Since then, there have been many studies that have confirmed the success of this treatment: immunotherapy, for example, won the most aggressive type of breast cancer.
Now the Scientific team from the SCRIPPS research Institute and the University of California at San Diego found that the efficacy of immunotherapy can be improved if the use of certain proteins as “switches” that direct immune cells directly to the cancer.
Explain that the Foundation of the human immune system are T-cells or T-lymphocytes. This white blood cells that, depending on their nature, are divided into T-killer cells (recognize and destroy damaged cells) and T-helper cells (amplify an acquired immune response). Previously it was shown that, activating killer T can destroy the cancer.
In the new work team under the leadership of Matthew Pipkin (Pipkin Matthew) focused on a particular type of T-killer – cells, called CD8+. They quickly and in large numbers are generated by the spleen and lymph nodes, acquire the ability to kill diseased cells, and then migrate to the source of the disease, to destroy the tumor.
However, until now it was not known as killer T learn to leave your “base” and accumulate in certain tissues. To detect the factors that cause T-killers operate outside of the lymphoid system, especially in places where the spread of the disease is not so easy. But scientists believe that the study and the acceleration of this process will increase the efficiency of immune cells.
The team found that important role in the work of T-killers plays Runx3 protein. It works with chromosomes inside T-cells: “preprogrammed” their genes so that the T cells accumulating in the tumor and other areas of rampant infection.
Understanding this mechanism is particularly important to combat “solid” tumors, since blood cancer associated with lymphoid system, T-killers and doing so very successfully, the authors note. But the tumor outside these systems, attacked by immune system is not as aggressive as I would like doctors.

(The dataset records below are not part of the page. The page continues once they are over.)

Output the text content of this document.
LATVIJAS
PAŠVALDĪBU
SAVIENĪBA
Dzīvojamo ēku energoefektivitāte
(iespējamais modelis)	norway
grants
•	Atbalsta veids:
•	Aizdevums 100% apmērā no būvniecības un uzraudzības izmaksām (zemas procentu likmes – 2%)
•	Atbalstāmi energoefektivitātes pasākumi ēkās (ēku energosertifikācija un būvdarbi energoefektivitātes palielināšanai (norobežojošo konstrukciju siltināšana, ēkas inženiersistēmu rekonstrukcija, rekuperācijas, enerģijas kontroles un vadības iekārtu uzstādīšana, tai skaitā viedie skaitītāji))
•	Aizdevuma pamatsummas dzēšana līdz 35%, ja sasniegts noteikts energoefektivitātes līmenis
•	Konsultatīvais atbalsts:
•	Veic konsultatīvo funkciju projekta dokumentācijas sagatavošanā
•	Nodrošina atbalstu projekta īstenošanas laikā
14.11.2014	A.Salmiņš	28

To learn more about the work of the Runx3 protein, the researchers conducted tests on mice. They compared the gene expression of T cells CD8+, detected in non-lymphoid tissue, with those who were in the “General stream”. The experts used a method called RNA interference, which allows to suppress gene expression. The screening identified about ten thousand of factors that affect genes of T-killers. And the most powerful of them was the action of the protein Runx3.
“In the list of controls of T-killer cells in non-lymphoid tissues Runx3 protein is in the first place”, says Matthew Pipkin. Moreover, he found that Runx3 uses its own “genetic program” to control immune cells.

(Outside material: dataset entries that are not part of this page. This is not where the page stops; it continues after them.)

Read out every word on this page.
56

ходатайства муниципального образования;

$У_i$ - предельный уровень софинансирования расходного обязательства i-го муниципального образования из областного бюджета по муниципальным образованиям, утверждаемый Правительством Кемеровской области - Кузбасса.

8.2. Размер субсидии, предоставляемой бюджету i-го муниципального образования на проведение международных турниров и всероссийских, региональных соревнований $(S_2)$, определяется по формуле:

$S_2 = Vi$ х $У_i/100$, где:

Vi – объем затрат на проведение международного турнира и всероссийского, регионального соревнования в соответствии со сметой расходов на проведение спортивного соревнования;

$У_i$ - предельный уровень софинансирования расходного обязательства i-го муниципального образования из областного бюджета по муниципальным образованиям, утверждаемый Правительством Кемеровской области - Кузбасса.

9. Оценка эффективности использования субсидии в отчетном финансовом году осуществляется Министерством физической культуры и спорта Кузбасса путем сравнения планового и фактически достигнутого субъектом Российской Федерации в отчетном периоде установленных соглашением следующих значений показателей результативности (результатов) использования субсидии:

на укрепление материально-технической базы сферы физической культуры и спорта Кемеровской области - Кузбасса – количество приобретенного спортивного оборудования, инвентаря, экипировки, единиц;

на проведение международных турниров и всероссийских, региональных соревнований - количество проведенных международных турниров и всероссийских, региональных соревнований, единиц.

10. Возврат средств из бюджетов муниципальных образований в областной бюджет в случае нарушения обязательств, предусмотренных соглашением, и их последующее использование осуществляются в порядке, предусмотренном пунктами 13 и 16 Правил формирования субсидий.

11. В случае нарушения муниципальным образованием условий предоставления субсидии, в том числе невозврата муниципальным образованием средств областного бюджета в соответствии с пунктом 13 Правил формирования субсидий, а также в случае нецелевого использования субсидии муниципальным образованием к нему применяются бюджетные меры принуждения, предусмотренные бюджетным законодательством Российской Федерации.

Having established this, the researchers used for their experiments a group of mice with melanoma (this type is a very aggressive cancer can be cured well with the help of immunotherapy). They tried to run the “overexpression” of a protein Runx3 or, conversely, to suppress it. As a result, in the first case the tumor growth was slowed, and survival of the animals markedly increased. In the second case the results were much worse than if the T-cells just attacked the tumor, without any “doping”.

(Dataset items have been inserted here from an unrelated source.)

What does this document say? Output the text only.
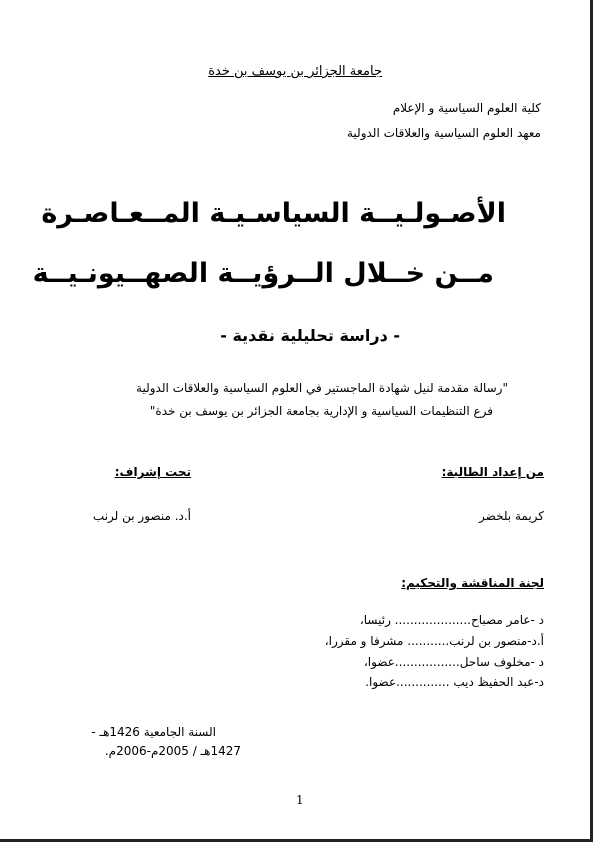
جامعة الجزائر بن يوسف بن خدة
كلية العلوم السياسية و الإعلام
معهد العلوم السياسية والعلاقات الدولية
الأصـولـيــة السياسـيـة المــعـاصـرة
مــن خــلال الــرؤيــة الصهــيونـيــة
- دراسة تحليلية نقدية -
"رسالة مقدمة لنيل شهادة الماجستير في العلوم السياسية والعلاقات الدولية
فرع التنظيمات السياسية و الإدارية بجامعة الجزائر بن يوسف بن خدة"
من إعداد الطالبة:
كريمة بلخضر
تحت إشراف:
أ.د. منصور بن لرنب
لجنة المناقشة والتحكيم:
د -عامر مصباح.................... رئيسا،
أ.د-منصور بن لرنب........... مشرفا و مقررا،
د -مخلوف ساحل.................عضوا،
د-عبد الحفيظ ديب ..............عضوا.
السنة الجامعية 1426هـ -
1427هـ / 2005م-2006م.
1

In other words, if can enhance the activity of Runx3, a cancer cell will leave the maximum number of fighters, and the latter will win in the end.
The new data will help to significantly improve immunotherapy of cancer, researchers believe. According to them, Runx3 can be used for programming not only of “native” immune cells, but also “adopted”. So the doctors called T-cells, which are taken from the human body, is copied and multiplied in the laboratory, aimed at the destruction of a particular type of cancer, and then introduced back.